Though motions in limine sometimes preserve evidentiary issues for appeal, they do so only when the district court "definitively" rules on them. See Fed. R. Evid. 103(b). Such a motion does not suffice "when the district court reserves its ruling [on the motion] or otherwise indicates that the ruling is provisional . . . ." Young, 753 F.3d at 775 (citing Advisory Committee's Notes to 2000 Amendment of Fed. R. Evid. 103). To be definitive, the ruling must "not invite reconsideration." Id. Put differently, "a district court's invitation to re-raise evidentiary challenges renders its ruling non-definitive." Id.
Here, the district court's ruling was not definitive. In a written order, the district court found that the evidence "likely falls within the purview of admissible evidence," denied Broussard's motion in limine without prejudice, and stated that "Broussard is free to object if he believes the evidence is unnecessarily prejudicial." Then, the court invited Broussard's lawyer "to object" if the evidence was "in [his] view unduly prejudicial." The district court's tentative language and its invitations to re-raise the issue rendered the pre-trial ruling not definitive. Id.
At trial, Broussard's counsel did not object to the evidence. As a result, we review for plain error. See id. at 776 & n.5; Fed. R. Crim. P. 52(b). To prevail under this standard, Broussard must show that "(1) there was an error that was not affirmatively waived, (2) the error was clear and obvious, (3) the error affects substantial rights, and (4) the error seriously affects the fairness, integrity or public reputation of judicial proceedings." Young, 753 F.3d at 776.
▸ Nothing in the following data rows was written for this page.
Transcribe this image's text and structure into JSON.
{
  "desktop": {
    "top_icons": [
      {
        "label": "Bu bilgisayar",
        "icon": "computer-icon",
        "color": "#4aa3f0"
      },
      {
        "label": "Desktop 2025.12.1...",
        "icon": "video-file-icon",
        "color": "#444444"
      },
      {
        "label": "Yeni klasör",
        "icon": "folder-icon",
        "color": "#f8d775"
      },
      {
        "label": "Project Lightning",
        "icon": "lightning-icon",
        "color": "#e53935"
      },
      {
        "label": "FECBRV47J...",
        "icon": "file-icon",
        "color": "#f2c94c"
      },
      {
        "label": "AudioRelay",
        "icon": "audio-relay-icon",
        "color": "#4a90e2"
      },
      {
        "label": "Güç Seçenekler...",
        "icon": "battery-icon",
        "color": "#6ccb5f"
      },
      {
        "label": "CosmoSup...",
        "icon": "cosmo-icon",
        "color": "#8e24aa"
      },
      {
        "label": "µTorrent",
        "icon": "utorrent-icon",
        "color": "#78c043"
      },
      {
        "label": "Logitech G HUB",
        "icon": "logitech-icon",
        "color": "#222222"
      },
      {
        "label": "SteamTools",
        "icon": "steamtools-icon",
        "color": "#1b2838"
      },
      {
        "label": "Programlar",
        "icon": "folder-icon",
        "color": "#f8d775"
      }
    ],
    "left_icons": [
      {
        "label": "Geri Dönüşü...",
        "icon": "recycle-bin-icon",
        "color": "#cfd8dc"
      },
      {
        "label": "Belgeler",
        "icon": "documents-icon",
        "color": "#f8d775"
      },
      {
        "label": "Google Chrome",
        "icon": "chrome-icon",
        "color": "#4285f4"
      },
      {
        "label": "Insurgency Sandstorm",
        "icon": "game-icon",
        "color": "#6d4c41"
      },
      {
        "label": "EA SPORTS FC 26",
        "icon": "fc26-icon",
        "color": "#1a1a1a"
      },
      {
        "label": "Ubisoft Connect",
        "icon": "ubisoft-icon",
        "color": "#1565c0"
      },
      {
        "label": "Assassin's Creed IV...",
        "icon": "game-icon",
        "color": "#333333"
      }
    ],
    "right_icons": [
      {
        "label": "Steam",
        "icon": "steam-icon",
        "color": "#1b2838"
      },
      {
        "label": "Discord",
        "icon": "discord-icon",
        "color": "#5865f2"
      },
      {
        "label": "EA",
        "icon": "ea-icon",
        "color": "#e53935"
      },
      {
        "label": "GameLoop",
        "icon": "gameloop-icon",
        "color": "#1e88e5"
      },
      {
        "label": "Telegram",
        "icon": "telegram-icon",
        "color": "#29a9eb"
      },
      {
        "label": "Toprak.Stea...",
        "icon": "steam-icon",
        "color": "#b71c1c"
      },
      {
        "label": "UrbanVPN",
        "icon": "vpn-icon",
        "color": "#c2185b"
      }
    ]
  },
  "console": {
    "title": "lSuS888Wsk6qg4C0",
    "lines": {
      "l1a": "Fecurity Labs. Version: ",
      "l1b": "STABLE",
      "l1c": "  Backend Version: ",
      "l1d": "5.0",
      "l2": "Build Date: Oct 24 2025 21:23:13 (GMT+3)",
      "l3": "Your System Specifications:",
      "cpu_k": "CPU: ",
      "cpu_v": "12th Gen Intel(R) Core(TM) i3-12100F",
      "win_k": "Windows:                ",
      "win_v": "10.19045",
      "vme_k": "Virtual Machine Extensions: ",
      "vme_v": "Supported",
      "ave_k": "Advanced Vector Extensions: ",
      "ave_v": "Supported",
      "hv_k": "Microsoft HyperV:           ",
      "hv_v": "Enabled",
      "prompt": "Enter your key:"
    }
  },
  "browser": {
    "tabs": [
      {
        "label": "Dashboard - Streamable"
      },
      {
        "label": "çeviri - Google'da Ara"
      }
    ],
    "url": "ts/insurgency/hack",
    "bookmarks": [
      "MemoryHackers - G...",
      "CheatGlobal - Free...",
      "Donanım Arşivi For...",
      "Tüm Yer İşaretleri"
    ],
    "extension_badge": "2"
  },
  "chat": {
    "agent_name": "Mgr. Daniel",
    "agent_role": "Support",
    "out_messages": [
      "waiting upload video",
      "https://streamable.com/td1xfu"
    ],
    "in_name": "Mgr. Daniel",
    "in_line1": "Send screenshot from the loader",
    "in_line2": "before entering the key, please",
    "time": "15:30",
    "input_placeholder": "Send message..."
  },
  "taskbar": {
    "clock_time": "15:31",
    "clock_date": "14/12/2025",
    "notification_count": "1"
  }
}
Assuming error occurred, it was neither clear nor obvious. The challenged evidence was arguably relevant to show that the victims were unlikely to have knowingly sought fentanyl or to have obtained it from some other source. See Fed. R. Evid. 401. It was also relevant to show that the victims were in good health, making it less likely that they died from some cause other than a fentanyl overdose. And taking into account the evidence's arguable relevance, its introduction was not obviously unfairly prejudicial. See Fed. R. Evid. 403; United States v. Paul, 217 F.3d 989, 1002-03 (8th Cir. 2000) (citing Fed. R. Evid. 403 and holding that the district court did not plainly err in admitting testimony about the murdered victim's personal life).
If this were not enough, Broussard also fails to show that admission of the evidence affected his substantial rights. The evidence against him was overwhelming, and he does not claim a reasonable probability that, but for the introduction of the challenged evidence, he would not have been found guilty. See United States v. Lindsey, 702 F.3d 1092, 1100-01 (8th Cir. 2013) (explaining that a defendant's substantial rights are not violated by a plainly erroneous evidentiary ruling when there exists overwhelming evidence of guilt). Broussard's appeal fails for this reason as well.
Accordingly, we affirm Broussard's conviction.
We strike the pro se supplemental brief. See United States v. Benson, 686 F.3d 498, 504-05 (8th Cir. 2012) ("It is Eighth Circuit policy not to address issues raised by a defendant in pro se filings with this Court when he is represented by counsel."). We likewise deny Broussard's pro se motion for release pending appeal.
We grant Broussard's motion to correct the record on appeal. We deny the motion to seal, as the materials were admitted in open court.